FileLogger#

class lumopt2.utils.file_logger.FileLogger(log_file: str | None = None, log_params: bool = True, log_gradients: bool = True, max_logged_params: int | None = 10000)#

Record the numerical history of one optimization run to a text file.

This callback is a data record, not a progress log. Each evaluation and each iteration is written as a single line containing the FOM value, the parameter vector, optionally the gradient, and the elapsed wall time. The resulting file is intended for plotting, post-hoc inspection, and debugging – not for human-readable status updates (which are handled by the standard lumopt2 module logger / console).

The two streams are orthogonal: FileLogger writes dense per-eval numerical data to its own file, while Optimization.run emits high-level progress messages through logging.getLogger("lumopt2"). The only message FileLogger itself emits through the module logger is a single "Optimization data log: <path>" info line at the start of the run, so the user knows where the data file lives. All other output – banners, eval rows, iteration rows, gradient rows, the final summary – goes only to log_file.

Parameters:
log_filestr, optional

Path to the output file. If None, automatically saves as optimization.log in the project folder (default: None).

log_paramsbool, optional

If True, include the parameter vector on every evaluation / iteration row (default: True). Disable to keep the file compact when parameter vectors are very large and only the FOM trajectory is of interest.

log_gradientsbool, optional

If True, append a # Gradient: |grad|=..., [...] row after each iteration whose callback receives a gradient (default: True). Set to False to omit gradients for gradient-free optimizers or when the data file should stay small.
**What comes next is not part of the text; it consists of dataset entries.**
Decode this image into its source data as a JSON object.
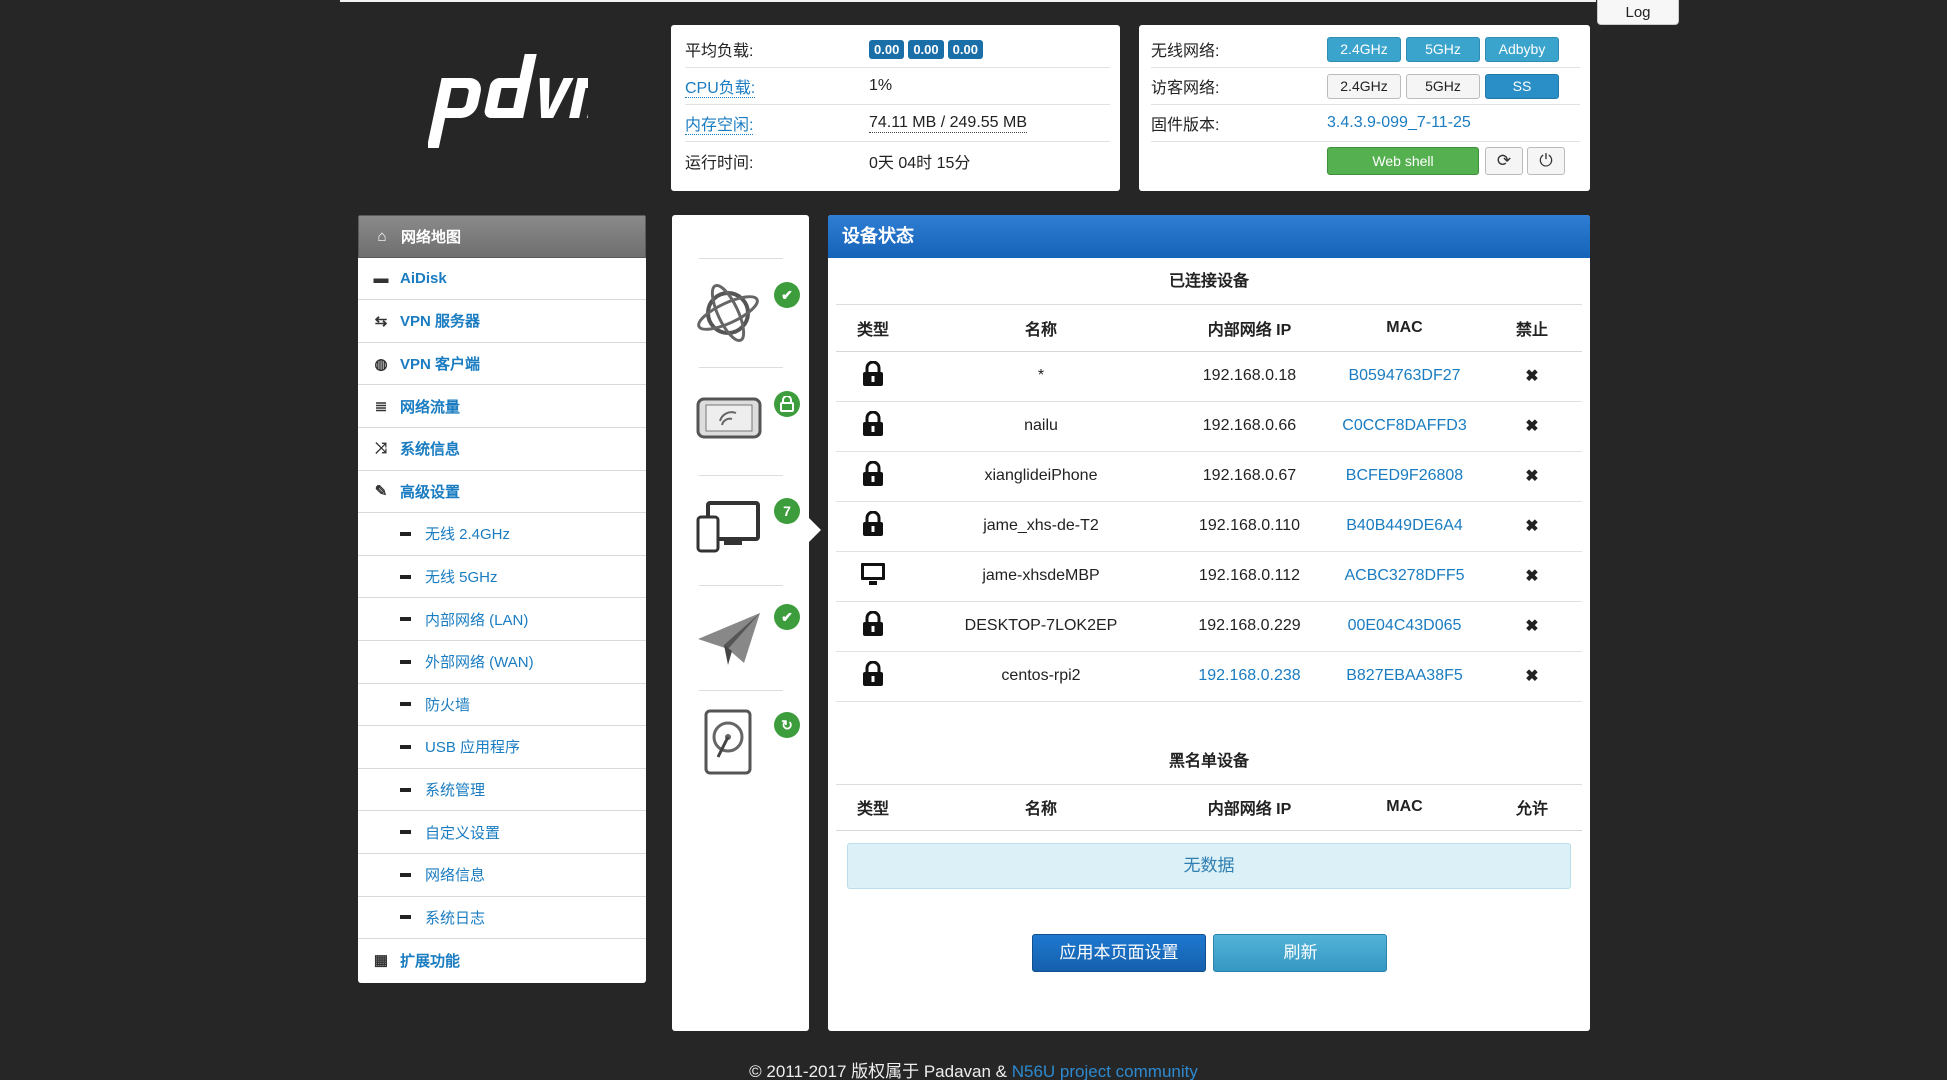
{
  "topbar": {
    "log_label": "Log"
  },
  "logo": {
    "text": "pdvn"
  },
  "system": {
    "load_label": "平均负载:",
    "load_values": [
      "0.00",
      "0.00",
      "0.00"
    ],
    "cpu_label": "CPU负载:",
    "cpu_value": "1%",
    "mem_label": "内存空闲:",
    "mem_value": "74.11 MB / 249.55 MB",
    "uptime_label": "运行时间:",
    "uptime_value": "0天 04时 15分"
  },
  "network": {
    "wireless_label": "无线网络:",
    "wireless_chips": [
      "2.4GHz",
      "5GHz",
      "Adbyby"
    ],
    "guest_label": "访客网络:",
    "guest_chips": [
      "2.4GHz",
      "5GHz",
      "SS"
    ],
    "fw_label": "固件版本:",
    "fw_value": "3.4.3.9-099_7-11-25",
    "webshell_label": "Web shell"
  },
  "sidebar": {
    "items": [
      {
        "label": "网络地图",
        "icon": "home-icon",
        "glyph": "⌂"
      },
      {
        "label": "AiDisk",
        "icon": "hdd-icon",
        "glyph": "▬"
      },
      {
        "label": "VPN 服务器",
        "icon": "retweet-icon",
        "glyph": "⇆"
      },
      {
        "label": "VPN 客户端",
        "icon": "globe-icon",
        "glyph": "◍"
      },
      {
        "label": "网络流量",
        "icon": "tasks-icon",
        "glyph": "≣"
      },
      {
        "label": "系统信息",
        "icon": "random-icon",
        "glyph": "⤨"
      },
      {
        "label": "高级设置",
        "icon": "wrench-icon",
        "glyph": "✎"
      }
    ],
    "subitems": [
      "无线 2.4GHz",
      "无线 5GHz",
      "内部网络 (LAN)",
      "外部网络 (WAN)",
      "防火墙",
      "USB 应用程序",
      "系统管理",
      "自定义设置",
      "网络信息",
      "系统日志"
    ],
    "extra": {
      "label": "扩展功能",
      "icon": "grid-icon",
      "glyph": "▦"
    }
  },
  "status_icons": {
    "internet_status": "✔",
    "wireless_status": "lock",
    "clients_count": "7",
    "vpn_status": "✔",
    "usb_status": "↻"
  },
  "main": {
    "title": "设备状态",
    "connected_title": "已连接设备",
    "headers": [
      "类型",
      "名称",
      "内部网络 IP",
      "MAC",
      "禁止"
    ],
    "devices": [
      {
        "type": "lock",
        "name": "*",
        "ip": "192.168.0.18",
        "mac": "B0594763DF27"
      },
      {
        "type": "lock",
        "name": "nailu",
        "ip": "192.168.0.66",
        "mac": "C0CCF8DAFFD3"
      },
      {
        "type": "lock",
        "name": "xianglideiPhone",
        "ip": "192.168.0.67",
        "mac": "BCFED9F26808"
      },
      {
        "type": "lock",
        "name": "jame_xhs-de-T2",
        "ip": "192.168.0.110",
        "mac": "B40B449DE6A4"
      },
      {
        "type": "desktop",
        "name": "jame-xhsdeMBP",
        "ip": "192.168.0.112",
        "mac": "ACBC3278DFF5"
      },
      {
        "type": "lock",
        "name": "DESKTOP-7LOK2EP",
        "ip": "192.168.0.229",
        "mac": "00E04C43D065"
      },
      {
        "type": "lock",
        "name": "centos-rpi2",
        "ip": "192.168.0.238",
        "mac": "B827EBAA38F5"
      }
    ],
    "block_glyph": "✖",
    "blacklist_title": "黑名单设备",
    "blacklist_headers": [
      "类型",
      "名称",
      "内部网络 IP",
      "MAC",
      "允许"
    ],
    "no_data": "无数据",
    "apply_label": "应用本页面设置",
    "refresh_label": "刷新"
  },
  "footer": {
    "text": "© 2011-2017 版权属于 Padavan & ",
    "link": "N56U project community"
  },
  "colors": {
    "accent": "#1a7cc1",
    "header_blue": "#1463b8",
    "success": "#3d9d3d"
  }
}
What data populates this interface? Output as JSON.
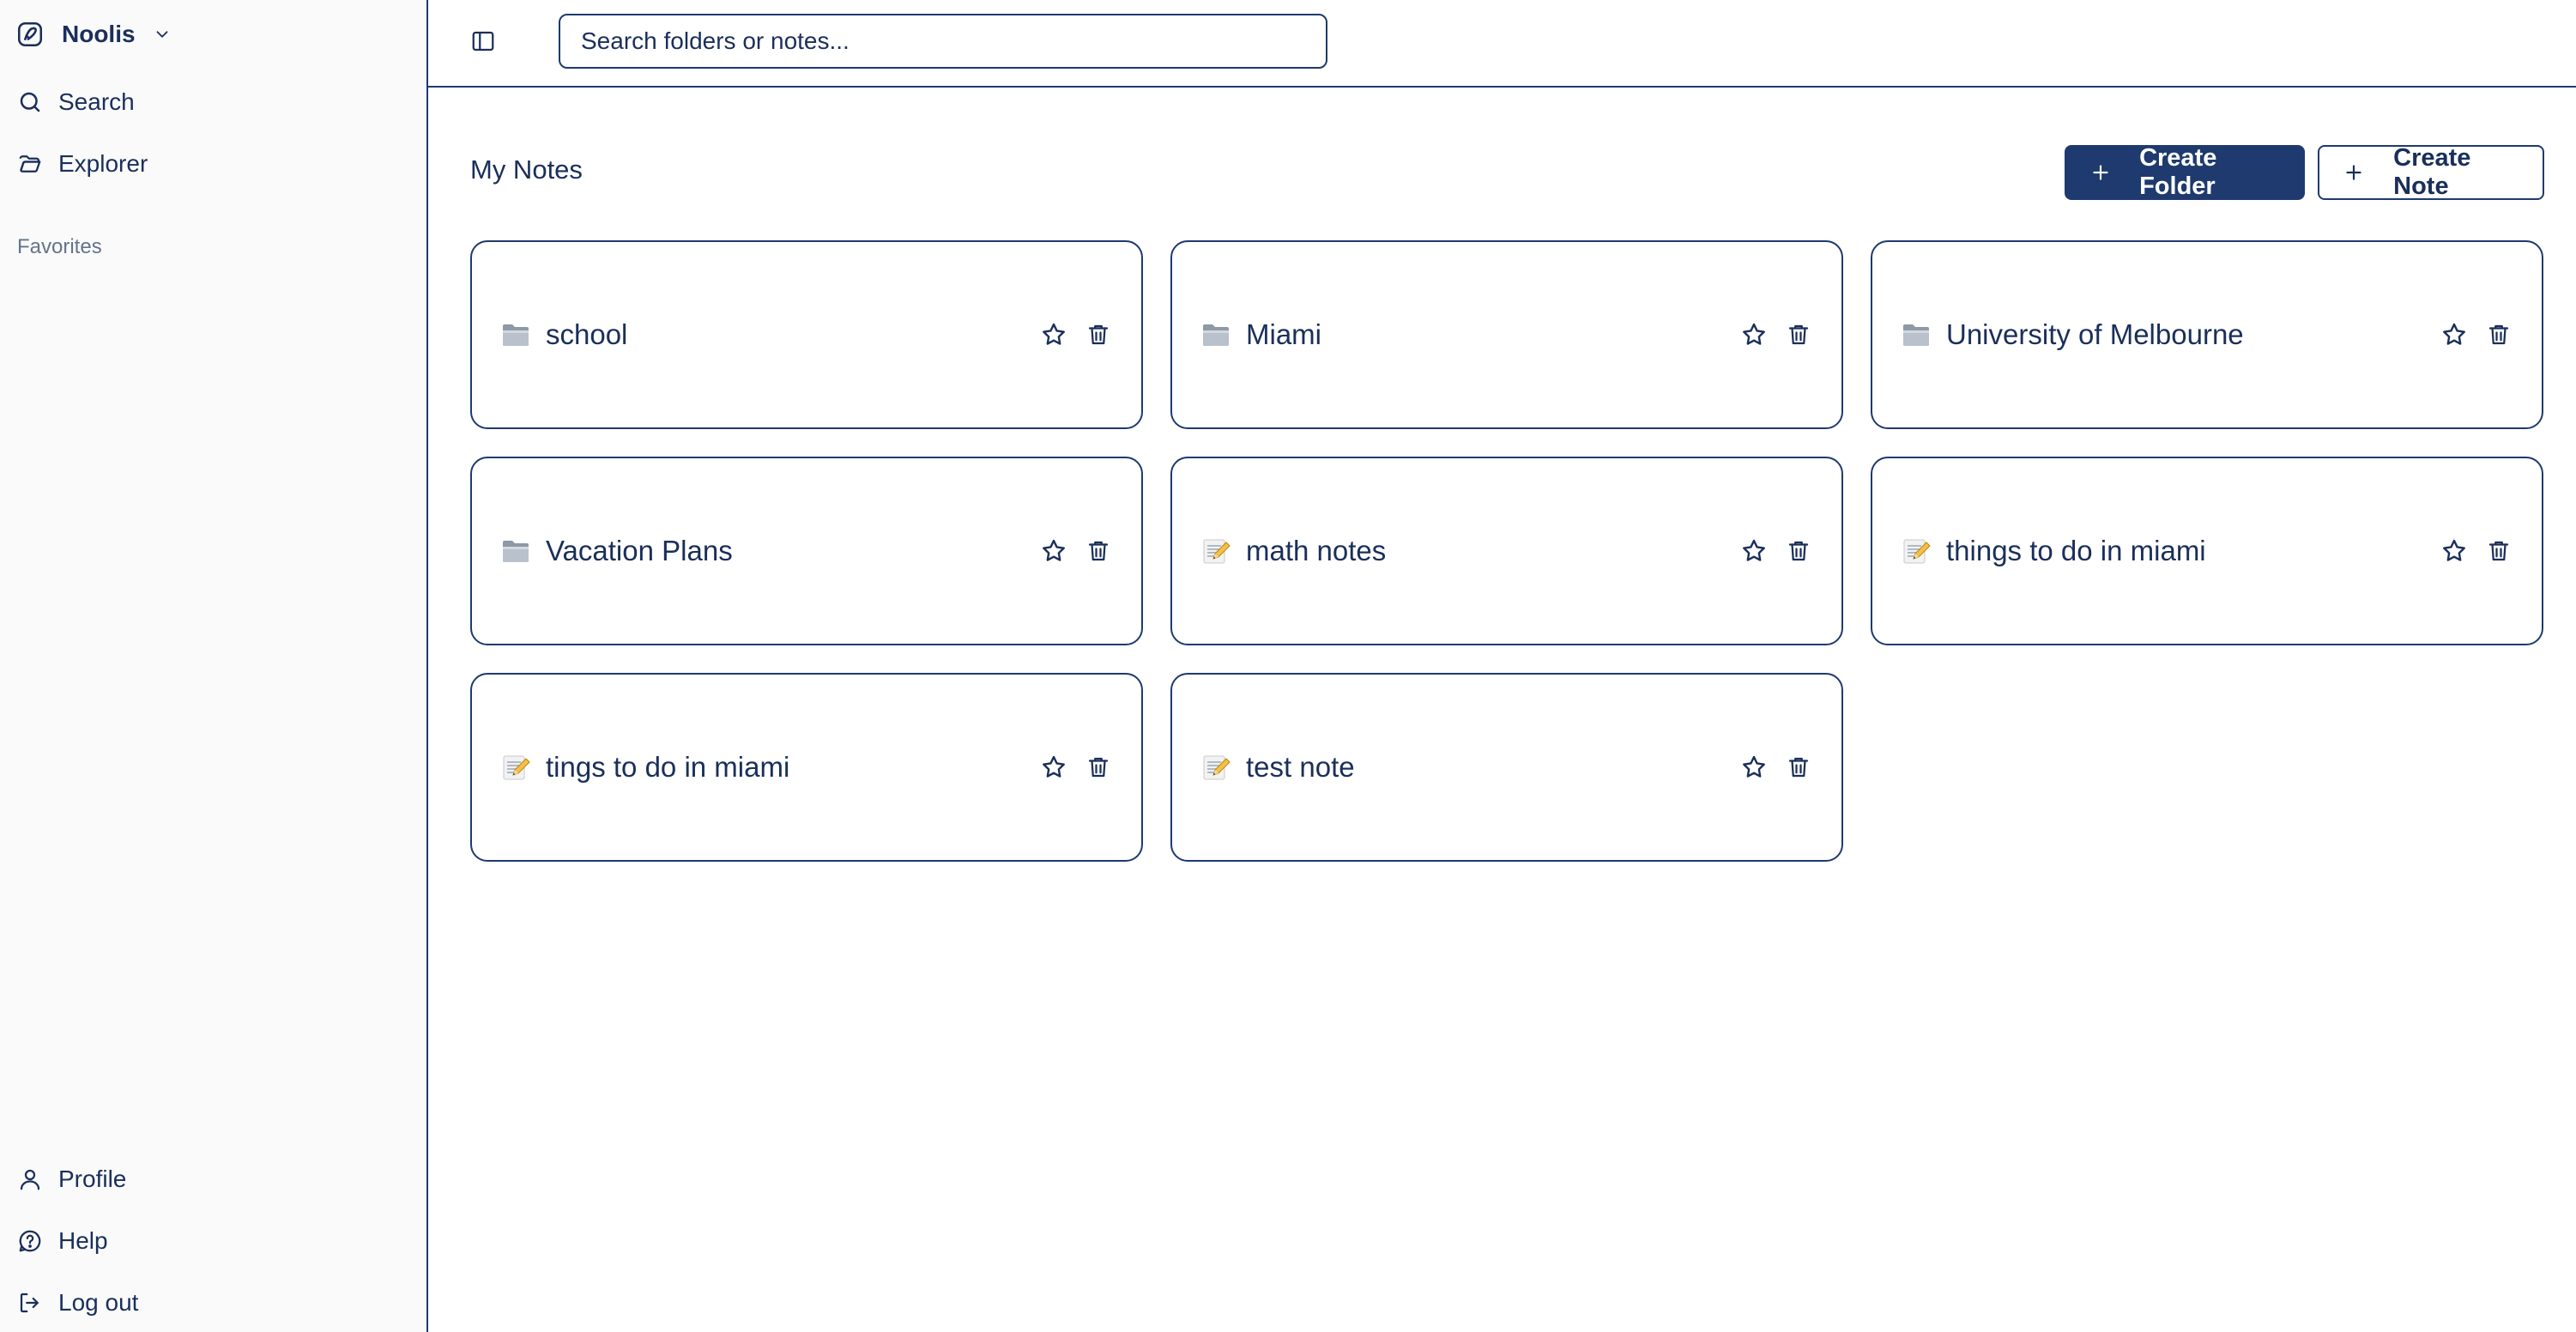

max_logged_paramsint or None, optional

Maximum parameter-vector length for which values are logged verbatim in per-evaluation rows, per-iteration rows, and the final parameter summary block (default: 10000). If a vector is longer than this threshold, the logger writes a compact “omitted” marker instead of the full array to avoid excessive file I/O and oversized logs. Set to None to disable the limit and always log full vectors.

See also

JSONLogger

Same data, but stored in a structured JSON format that is easier to load programmatically for benchmarking or comparison.

Notes

The file starts with a header banner that captures the run’s metadata (timestamp, parameter count, bounds), followed by one row per FDTD evaluation:

1eval    1, 0.421000, 12.34s, [ 1.000e-06  2.000e-06]

and one row per optimizer iteration:

1ITER    3, 0.756000, [ 1.234e-06  5.678e-06]

A trailing summary banner records the final FOM, iteration count, and full final parameter vector at full precision so the values can be copied back as initial_params for a follow-up run.

Examples

Default: write optimization.log into the project folder:

1file_logger = FileLogger()
2opt = Optimization(project, optimizer, callbacks=[file_logger])
3result = opt.run()

Or specify a custom path explicitly:

1file_logger = FileLogger(log_file="/path/to/run_history.txt")
2opt = Optimization(project, optimizer, callbacks=[file_logger])
3result = opt.run()

Methods

FileLogger.close()

Close the underlying log-file handle if one is open.

FileLogger.on_function_eval(project, ...[, ...])

Record one evaluation row in the data file.

FileLogger.on_iteration_end(project, ...[, ...])

Record one iteration-completion row in the data file.

FileLogger.on_iteration_start(iteration, ...)

No-op; iteration starts are intentionally silent.

FileLogger.on_optimization_end(success, ...)

Write the final summary banner and close the data file.

FileLogger.on_optimization_start(project, ...)

Write the run-header banner and resolve the output file path.